Troubleshooting poor disk IO performance

Note that while this question is a little Redis-specific, the main problem is generic: a process takes so much HDD IO write bandwidth that other processes can't write anything.

We've got an Ubuntu VM inside Ubuntu-based Xen XCP host (installed on two HDDs in software RAID1). That VM is running Redis server under about 2K commands/s load.

Problem: when said Redis server does BGREWRITEAOF, it blocks its clients for about 10 seconds.

Details:

Only AOF persistence is used, no RDB. Redis is configured to fsync AOF file once per second.

On BGREWRITEAOF Redis forks and does all disk-intensive work in the child process. Meanwhile, main process keeps appending data to its AOF file.

BGREWRITEAOF takes about 10 seconds (1.5GBs of data, 150 MB/s disk write speed).
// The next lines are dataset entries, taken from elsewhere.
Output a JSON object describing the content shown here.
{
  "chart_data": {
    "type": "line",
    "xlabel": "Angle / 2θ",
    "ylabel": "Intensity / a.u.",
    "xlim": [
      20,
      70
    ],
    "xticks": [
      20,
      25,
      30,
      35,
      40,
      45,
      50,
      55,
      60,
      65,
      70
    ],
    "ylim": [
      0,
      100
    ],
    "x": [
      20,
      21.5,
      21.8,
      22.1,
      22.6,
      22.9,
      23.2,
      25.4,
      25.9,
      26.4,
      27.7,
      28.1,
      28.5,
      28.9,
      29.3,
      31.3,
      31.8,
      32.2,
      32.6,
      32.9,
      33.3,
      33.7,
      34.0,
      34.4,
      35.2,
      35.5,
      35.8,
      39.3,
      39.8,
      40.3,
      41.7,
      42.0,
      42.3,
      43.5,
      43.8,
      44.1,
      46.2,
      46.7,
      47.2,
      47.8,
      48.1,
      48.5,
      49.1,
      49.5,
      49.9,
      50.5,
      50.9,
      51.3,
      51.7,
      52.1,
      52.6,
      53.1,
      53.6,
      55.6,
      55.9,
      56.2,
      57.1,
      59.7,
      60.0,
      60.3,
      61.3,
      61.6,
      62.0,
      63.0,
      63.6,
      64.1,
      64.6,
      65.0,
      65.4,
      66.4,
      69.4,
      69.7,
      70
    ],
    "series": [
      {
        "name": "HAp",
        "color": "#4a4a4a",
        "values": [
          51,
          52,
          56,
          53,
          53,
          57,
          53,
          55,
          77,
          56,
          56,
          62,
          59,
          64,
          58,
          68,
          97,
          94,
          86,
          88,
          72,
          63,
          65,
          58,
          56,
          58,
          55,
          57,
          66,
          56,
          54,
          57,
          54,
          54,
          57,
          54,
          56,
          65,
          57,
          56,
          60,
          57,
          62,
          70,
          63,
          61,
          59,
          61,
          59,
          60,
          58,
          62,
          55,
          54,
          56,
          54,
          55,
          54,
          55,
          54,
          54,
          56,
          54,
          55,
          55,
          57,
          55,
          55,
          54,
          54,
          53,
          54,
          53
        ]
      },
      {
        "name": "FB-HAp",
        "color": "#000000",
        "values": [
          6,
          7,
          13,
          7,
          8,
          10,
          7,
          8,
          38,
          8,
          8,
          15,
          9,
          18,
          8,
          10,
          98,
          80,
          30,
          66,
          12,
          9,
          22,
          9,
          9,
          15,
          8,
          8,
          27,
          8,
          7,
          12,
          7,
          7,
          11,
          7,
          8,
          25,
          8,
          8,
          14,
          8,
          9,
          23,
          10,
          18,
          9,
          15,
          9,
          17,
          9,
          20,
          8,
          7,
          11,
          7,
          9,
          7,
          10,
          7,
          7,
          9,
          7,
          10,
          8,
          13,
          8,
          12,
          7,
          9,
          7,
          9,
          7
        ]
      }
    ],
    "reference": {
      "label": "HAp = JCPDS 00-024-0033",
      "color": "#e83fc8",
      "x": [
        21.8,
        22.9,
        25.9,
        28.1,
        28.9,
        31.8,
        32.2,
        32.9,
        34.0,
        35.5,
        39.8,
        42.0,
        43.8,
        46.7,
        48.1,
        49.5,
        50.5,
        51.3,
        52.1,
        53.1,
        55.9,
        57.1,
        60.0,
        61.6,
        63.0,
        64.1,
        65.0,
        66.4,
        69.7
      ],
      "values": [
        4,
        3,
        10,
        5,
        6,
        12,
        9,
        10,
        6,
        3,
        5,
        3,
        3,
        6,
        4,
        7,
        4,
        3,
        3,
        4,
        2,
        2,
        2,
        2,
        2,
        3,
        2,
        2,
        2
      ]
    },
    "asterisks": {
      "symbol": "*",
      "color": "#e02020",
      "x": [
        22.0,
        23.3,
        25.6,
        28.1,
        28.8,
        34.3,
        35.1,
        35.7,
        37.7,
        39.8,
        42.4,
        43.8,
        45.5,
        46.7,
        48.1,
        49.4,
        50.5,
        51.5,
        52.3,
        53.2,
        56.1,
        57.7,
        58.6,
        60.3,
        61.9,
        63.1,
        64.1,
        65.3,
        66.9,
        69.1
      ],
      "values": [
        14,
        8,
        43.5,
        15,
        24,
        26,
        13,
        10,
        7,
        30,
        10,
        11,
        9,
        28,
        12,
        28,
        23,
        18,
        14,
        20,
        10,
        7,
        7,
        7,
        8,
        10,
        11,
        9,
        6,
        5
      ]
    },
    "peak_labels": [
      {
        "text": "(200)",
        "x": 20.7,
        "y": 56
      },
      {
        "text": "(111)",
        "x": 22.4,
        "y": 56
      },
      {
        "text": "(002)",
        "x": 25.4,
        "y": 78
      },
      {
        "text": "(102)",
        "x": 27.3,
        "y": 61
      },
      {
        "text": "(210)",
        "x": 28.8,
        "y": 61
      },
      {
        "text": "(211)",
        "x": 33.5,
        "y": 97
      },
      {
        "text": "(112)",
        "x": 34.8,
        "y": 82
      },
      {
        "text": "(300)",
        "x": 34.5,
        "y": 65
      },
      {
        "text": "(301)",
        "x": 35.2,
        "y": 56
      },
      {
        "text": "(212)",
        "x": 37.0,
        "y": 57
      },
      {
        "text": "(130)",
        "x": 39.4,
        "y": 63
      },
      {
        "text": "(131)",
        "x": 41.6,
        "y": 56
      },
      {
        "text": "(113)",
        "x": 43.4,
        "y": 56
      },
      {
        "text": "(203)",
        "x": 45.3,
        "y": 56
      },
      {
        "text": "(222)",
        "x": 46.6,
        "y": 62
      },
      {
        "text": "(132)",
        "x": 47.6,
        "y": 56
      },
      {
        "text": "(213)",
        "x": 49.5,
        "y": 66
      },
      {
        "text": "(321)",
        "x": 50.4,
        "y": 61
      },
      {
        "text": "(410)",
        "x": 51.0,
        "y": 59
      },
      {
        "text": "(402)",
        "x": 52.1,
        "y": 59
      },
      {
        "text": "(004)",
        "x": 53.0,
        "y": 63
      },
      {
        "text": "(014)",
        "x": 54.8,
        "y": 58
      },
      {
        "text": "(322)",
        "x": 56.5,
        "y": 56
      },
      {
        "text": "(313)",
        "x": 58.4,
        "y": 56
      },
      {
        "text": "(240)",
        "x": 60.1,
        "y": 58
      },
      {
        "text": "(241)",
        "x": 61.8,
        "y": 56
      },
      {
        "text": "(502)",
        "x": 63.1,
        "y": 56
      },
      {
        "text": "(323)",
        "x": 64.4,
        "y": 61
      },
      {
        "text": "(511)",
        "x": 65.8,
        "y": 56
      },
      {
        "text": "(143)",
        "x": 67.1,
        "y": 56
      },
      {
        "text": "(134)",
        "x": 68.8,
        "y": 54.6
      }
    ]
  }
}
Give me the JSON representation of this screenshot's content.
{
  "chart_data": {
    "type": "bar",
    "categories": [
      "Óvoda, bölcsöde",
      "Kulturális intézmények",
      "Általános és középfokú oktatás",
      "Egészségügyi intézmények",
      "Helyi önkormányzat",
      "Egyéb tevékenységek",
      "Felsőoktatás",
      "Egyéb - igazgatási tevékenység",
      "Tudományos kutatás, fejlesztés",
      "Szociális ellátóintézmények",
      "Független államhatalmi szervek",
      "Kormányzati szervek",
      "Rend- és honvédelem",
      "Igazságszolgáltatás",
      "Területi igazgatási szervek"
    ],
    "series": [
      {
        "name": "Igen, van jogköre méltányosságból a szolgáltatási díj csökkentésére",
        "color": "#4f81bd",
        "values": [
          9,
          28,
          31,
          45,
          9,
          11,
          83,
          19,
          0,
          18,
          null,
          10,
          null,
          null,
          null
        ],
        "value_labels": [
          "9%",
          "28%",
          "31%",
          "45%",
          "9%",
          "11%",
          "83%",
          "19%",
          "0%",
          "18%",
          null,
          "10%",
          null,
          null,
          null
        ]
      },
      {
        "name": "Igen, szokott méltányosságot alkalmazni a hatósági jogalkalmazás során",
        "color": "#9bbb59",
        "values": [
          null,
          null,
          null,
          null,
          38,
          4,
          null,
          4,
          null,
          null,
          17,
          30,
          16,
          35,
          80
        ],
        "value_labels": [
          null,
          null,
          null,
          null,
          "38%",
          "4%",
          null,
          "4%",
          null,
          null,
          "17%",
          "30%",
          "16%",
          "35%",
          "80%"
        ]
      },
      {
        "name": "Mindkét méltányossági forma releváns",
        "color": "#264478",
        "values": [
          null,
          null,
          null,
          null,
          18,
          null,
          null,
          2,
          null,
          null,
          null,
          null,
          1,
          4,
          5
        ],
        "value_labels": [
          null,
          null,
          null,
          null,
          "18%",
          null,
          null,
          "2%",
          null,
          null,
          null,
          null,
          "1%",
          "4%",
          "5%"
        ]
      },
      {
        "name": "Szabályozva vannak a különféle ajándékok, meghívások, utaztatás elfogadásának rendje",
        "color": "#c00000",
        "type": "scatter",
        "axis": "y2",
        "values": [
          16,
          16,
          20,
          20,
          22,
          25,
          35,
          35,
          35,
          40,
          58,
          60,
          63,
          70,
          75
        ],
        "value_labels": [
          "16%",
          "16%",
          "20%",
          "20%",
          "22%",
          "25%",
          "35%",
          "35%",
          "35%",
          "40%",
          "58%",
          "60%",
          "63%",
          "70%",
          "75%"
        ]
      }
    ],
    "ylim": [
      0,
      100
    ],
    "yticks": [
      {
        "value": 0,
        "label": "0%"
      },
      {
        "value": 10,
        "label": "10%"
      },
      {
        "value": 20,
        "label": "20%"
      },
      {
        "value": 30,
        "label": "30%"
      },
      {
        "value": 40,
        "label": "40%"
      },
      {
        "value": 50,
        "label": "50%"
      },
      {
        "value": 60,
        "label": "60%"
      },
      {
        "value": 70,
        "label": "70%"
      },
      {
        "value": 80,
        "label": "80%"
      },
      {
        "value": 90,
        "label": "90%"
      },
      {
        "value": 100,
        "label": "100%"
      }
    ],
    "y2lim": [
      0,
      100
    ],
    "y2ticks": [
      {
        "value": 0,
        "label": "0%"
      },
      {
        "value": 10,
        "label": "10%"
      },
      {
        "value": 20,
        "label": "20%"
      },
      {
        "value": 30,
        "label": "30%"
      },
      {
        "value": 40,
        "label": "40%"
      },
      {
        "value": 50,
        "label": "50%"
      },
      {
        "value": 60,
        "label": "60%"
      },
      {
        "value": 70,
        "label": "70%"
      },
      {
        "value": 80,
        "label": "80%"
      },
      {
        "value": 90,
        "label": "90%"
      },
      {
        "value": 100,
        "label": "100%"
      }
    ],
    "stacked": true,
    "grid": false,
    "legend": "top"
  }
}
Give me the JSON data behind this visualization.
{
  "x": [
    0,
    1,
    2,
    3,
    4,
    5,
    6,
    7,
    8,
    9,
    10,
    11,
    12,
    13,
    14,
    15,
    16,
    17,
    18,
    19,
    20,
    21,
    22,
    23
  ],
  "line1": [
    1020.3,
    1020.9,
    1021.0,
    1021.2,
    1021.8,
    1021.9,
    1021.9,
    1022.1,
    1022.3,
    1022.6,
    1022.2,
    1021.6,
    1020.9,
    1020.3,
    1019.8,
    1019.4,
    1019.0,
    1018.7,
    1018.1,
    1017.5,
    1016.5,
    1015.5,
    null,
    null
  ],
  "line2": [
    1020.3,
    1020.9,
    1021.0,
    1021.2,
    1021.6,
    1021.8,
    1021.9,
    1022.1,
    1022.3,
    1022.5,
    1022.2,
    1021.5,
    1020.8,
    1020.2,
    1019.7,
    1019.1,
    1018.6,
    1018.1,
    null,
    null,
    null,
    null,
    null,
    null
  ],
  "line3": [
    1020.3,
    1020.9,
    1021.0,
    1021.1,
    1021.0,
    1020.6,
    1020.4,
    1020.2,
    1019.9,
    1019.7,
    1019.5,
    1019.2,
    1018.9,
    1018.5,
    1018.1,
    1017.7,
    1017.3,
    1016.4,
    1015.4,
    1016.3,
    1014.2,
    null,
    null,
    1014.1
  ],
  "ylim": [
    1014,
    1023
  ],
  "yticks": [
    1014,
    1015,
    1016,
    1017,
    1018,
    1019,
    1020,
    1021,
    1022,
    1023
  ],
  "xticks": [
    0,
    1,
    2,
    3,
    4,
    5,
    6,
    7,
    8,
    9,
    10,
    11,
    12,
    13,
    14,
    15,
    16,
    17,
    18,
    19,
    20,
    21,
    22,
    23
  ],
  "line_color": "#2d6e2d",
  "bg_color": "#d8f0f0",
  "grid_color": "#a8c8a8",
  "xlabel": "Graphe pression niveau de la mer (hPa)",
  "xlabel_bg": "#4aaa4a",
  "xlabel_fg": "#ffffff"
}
The child process doing rewrite consumes all HDD IO write throughput.

Parent process attempts to fsync, it takes more than two seconds, data protection kicks in, and blocking write gets called, blocking the parent process until BGREWRITEAOF is finished with the disk.

Here is a detailed info and discussion that lead me to above interpretation of events.

Question: It looks fishy to me that a process is allowed to take so much disk IO that everything else is blocked. Is there something that I can do on system level to fix that? I'm OK if BGREWRITEAOF will take a little more time, as long as parent process is allowed to save its data while rewrite is active.

Please note that I'm aware of workarounds, like moving AOF persistence to slave, using no-appendfsync-on-rewrite Redis config option etc.; this question is specifically about resolving the problem, not working around it.


Solution 1:

AFAICS you can try to change IO scheduler. Try to use this command:

echo cfq > /sys/block/$DEVICE/queue/scheduler

Where $DEVICE is your RAID1 disk. This command install 'Completely Fair Queuing' scheduler for your device.